Suite à l’hommage que nous avons rendu aux ouvriers de Chapelle d’Darblay le 25 mai dernier (concert de clôture de la Fabrique de la Paix) , nous avons été invités par M. Gabala (adjoint à la Culture à Bourg-Achard et 40 ans de Chapelle d’Darblay) à visiter l’usine cet après -midi !

Visite « rien que pour nous » faite par des employés passionnés et pédagogues ! Un outil de travail impressionnant qui ne demande qu’à redémarrer !

Les élèves ont été top ! Ils ont bombardé de questions les adultes sur place ! Quelle joie !
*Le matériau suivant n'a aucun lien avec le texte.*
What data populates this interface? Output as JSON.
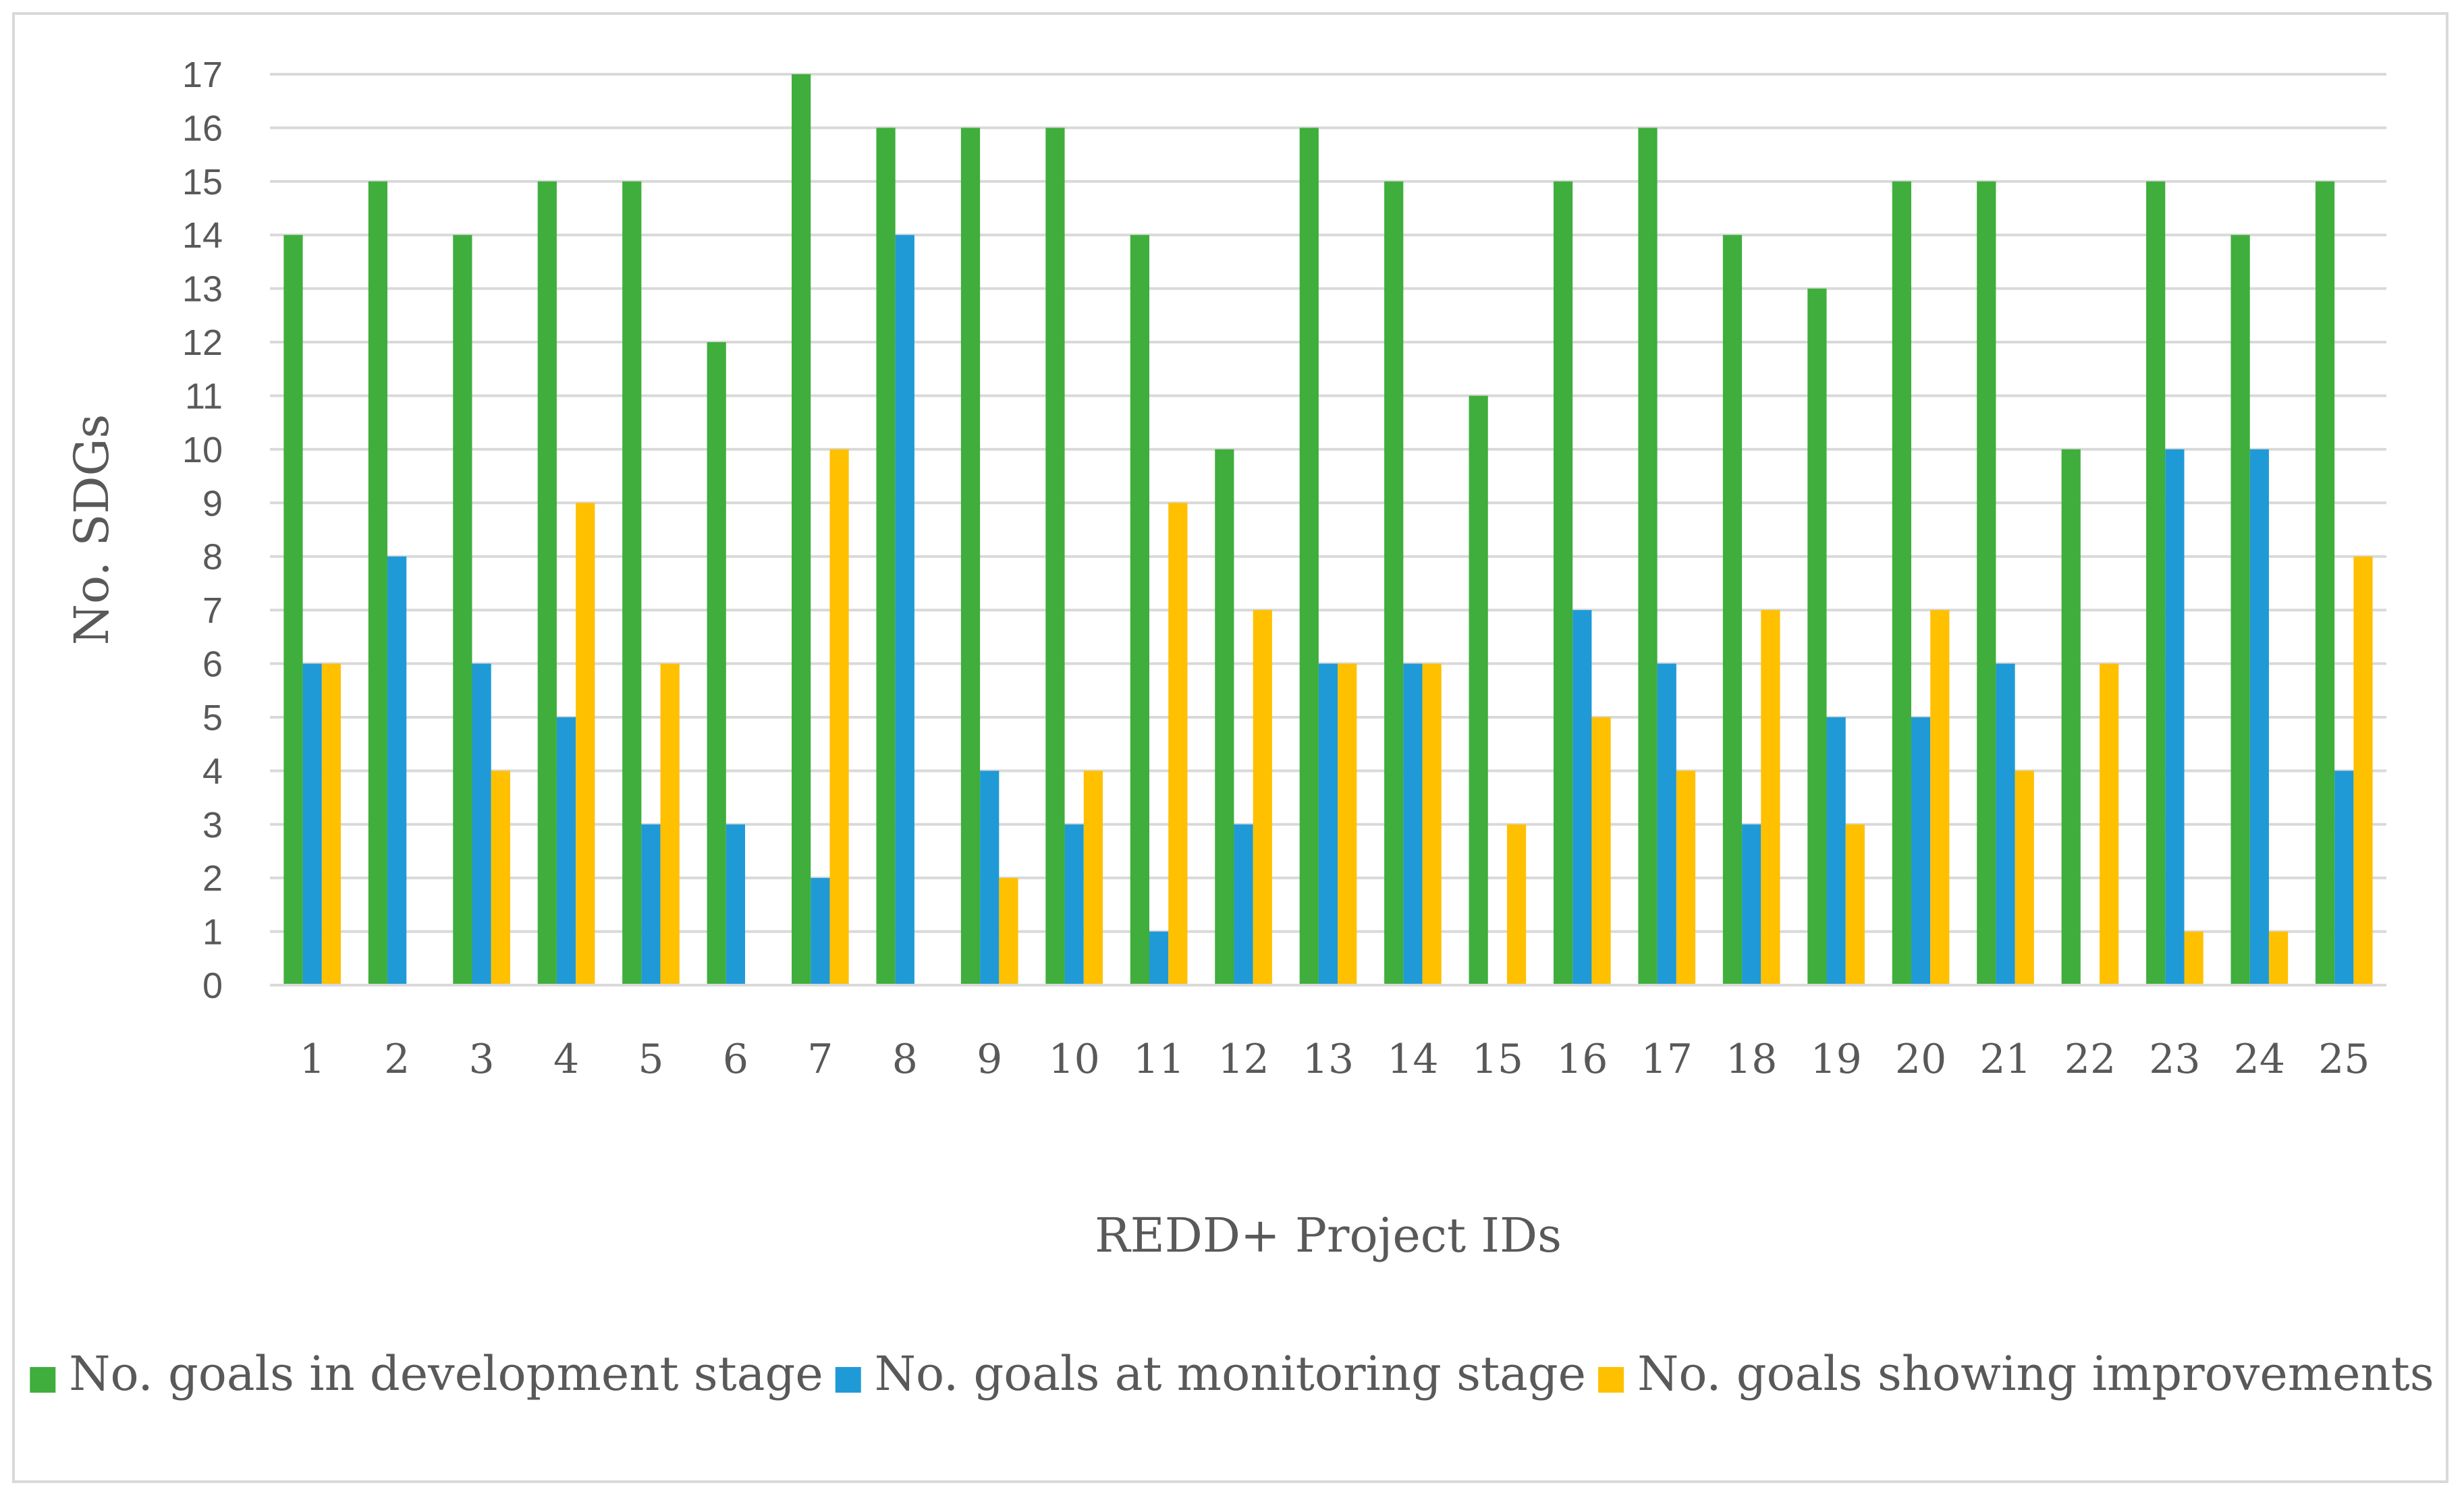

Les élèves ont compris à leur façon l’aberration capitaliste du  »rentabilité pour les actionnaires » qui conduit nos papiers à aller, en camion, jusqu’en Allemagne pour être recyclés…alors qu’une usine qui recycle 100% du papier d’un 1/3 des foyers français se trouve à 20 km de chez eux.

Jusqu’à ce jour, c’est la lutte , les mouvements de grève , les propositions des ouvriers, la solidarité du personnel qui a permis à l’usine de ne pas être démantelée… Belle leçon !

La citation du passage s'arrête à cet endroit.